Printing silver paste (the same as the silver paste used in the embodiments 1 and 2) on the surface of the HJT battery in a screen printing mode, heating at 180 ℃ for 20min, and curing to obtain a silver paste electrode; samples of HJT cells with different aspect ratio electrodes were as follows:

comparative example 1: the line height is 15 μm, and the line width is 50 μm;

comparative example 2: the line height was 12 μm and the line width was 40 μm.

Comparison of Performance

The photoelectric properties of the HJT cells prepared by the different electrode preparation methods in example 1 and comparative example were compared, and the results are shown in table 1 below:

table 1 comparison of photoelectric properties of HJT cells in example 1 and comparative examples

From the results, under the condition of the same silver paste usage amount, the height-width ratio is large, the shading is less, and the conversion efficiency is improved; under the condition that the electrode line width is the same, the higher the aspect ratio is, the lower the resistance is, and the higher the conversion efficiency is.
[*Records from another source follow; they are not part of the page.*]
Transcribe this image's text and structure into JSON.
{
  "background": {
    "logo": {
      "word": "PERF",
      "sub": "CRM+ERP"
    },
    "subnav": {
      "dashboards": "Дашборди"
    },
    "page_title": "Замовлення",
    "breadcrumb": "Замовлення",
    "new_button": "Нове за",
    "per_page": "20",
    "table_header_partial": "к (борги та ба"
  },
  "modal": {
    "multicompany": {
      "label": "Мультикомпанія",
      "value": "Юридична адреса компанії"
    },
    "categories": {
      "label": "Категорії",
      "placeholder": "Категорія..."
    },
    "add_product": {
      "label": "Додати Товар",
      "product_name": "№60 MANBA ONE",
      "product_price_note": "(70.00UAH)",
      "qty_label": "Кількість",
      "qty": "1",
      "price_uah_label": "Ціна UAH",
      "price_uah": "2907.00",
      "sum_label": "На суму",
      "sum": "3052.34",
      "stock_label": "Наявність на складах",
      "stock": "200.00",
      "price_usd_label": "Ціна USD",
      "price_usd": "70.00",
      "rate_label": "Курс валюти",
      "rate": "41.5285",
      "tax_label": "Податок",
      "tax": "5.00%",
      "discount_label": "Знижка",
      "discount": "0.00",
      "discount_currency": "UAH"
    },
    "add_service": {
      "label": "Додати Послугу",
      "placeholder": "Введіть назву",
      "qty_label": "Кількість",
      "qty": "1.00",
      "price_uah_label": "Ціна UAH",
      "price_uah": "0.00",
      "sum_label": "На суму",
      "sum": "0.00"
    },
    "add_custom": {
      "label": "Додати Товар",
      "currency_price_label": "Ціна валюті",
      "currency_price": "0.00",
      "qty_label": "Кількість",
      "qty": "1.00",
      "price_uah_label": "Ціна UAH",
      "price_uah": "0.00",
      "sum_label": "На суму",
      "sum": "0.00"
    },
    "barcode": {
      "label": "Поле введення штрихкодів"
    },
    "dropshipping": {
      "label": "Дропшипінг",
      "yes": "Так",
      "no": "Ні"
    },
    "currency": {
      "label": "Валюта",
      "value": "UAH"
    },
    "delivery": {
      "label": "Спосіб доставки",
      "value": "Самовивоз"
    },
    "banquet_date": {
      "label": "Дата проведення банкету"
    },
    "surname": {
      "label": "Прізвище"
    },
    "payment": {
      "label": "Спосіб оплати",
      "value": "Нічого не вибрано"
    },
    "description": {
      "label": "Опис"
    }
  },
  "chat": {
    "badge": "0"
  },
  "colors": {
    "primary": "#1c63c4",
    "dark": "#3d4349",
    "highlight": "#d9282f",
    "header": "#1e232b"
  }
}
The HJT cell with the silver layer in example 2 was compared to sample a2 without the silver nanowire layer in example 1 and the photovoltaic performance of comparative example 2, with the results shown in table 2 below:

TABLE 2 comparison of photoelectric Properties of different HJT cell samples

Based on the conversion efficiency of comparative example 2, the conversion efficiency of samples B1-B4 on the layer of the increased nano-silver wire is increased by an amount higher than that of sample a2 on the layer of the increased height-width ratio, because the increase of the layer of the nano-silver wire reduces the contact resistance between the electrode and the transparent conductive layer, and further improves the conversion efficiency of the cell, but with the increase of the content of the nano-silver wire in the layer of the nano-silver wire, the sheet resistance and the transmittance of the layer of the nano-silver wire are reduced, and the conductivity is improved while the transmittance of light is affected, so the content of the nano-silver wire in the layer of the nano-silver wire needs to be reasonably controlled.

The above-mentioned embodiments are merely preferred embodiments for fully illustrating the present invention, and the scope of the present invention is not limited thereto. The equivalent substitution or change made by the technical personnel in the technical field on the basis of the invention is all within the protection scope of the invention. The protection scope of the invention is subject to the claims.